An updated economic outlook from the University’s Research Seminar in Quantitative Economics, released today, said the state’s economy “shifted into higher gear” in June and July with 458,000 job creation. This growth followed “three months in which the number of jobs in the state has not increased”.
“Unfortunately, we expect the delta wave of the COVID-19 pandemic to delay some economic growth into next year. The microchip shortage that plagues the state’s auto industry remains a major barrier to Michigan’s economic recovery. A permanent solution to these problems is not yet in sight, ”University of Michigan economists wrote in the updated economic outlook.
On the flip side, Michigan is projected to still see “solid job growth” in 2022 and 2023, restoring 98 percent of the jobs lost in the second quarter of 2020 during the outbreak of the COVID-19 pandemic.

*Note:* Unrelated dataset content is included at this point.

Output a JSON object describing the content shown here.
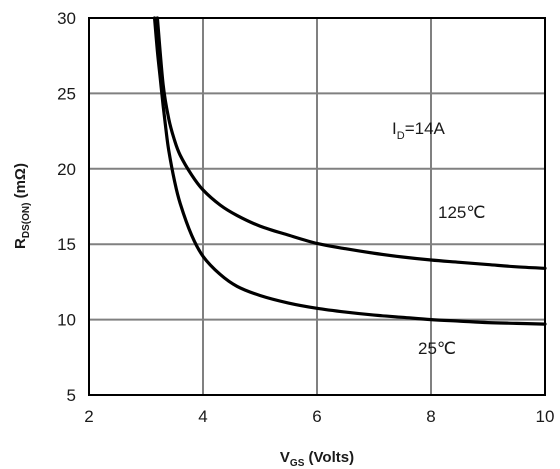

“In these frustrating times, it is important not to lose sight of the fundamental forces that we expect to drive the recovery over the next two years,” wrote the economists. “First, personal incomes have increased over the past two years, which supports consumer demand. Second, the demand for labor is sky-high, with the job opening rate for the Midwest reaching an all-time high in June. Third, macroeconomic policy is much more focused on restoring full employment than it was after the Great Recession. “
Earlier this week, University of Michigan economists released an updated US economic outlook based on the assumption that “there will be a significant wave of COVID-19 infections this fall due to the faster-spreading Delta variant,” although “we don’t.” expect”. a return to widespread government behavioral restrictions. “
“We forecast a moderate slowdown in production and employment growth in the second half of 2021 compared to the pace in the second quarter,” wrote economists in the national outlook.
The national outlook forecasts 5.5 percent of real GDP for the US in the fourth quarter and 5.8 percent for the full year 2021. According to the University of Michigan outlook, real US GDP should reach 3.4 percent in 2022 and 2.4 percent will decrease in 2023.
Economists forecast average core inflation of 3.5 percent in 2021 and 3.4 percent in 2022, before falling to 2.4 percent in 2023.
“In the economy as a whole, it is still difficult to procure many raw materials on time, partly due to transport bottlenecks that are exacerbated by the lack of truck drivers. Many manufacturing and service sectors report labor shortages, rising wages and rising prices. Until the supply chains stabilize, the pressure on producer and consumer prices is likely to continue, ”says the outlook.
U.S. light vehicle production is expected to reach 16.6 million units this year before increasing to 17.3 million units in 2022 and 17.6 million units in 2023.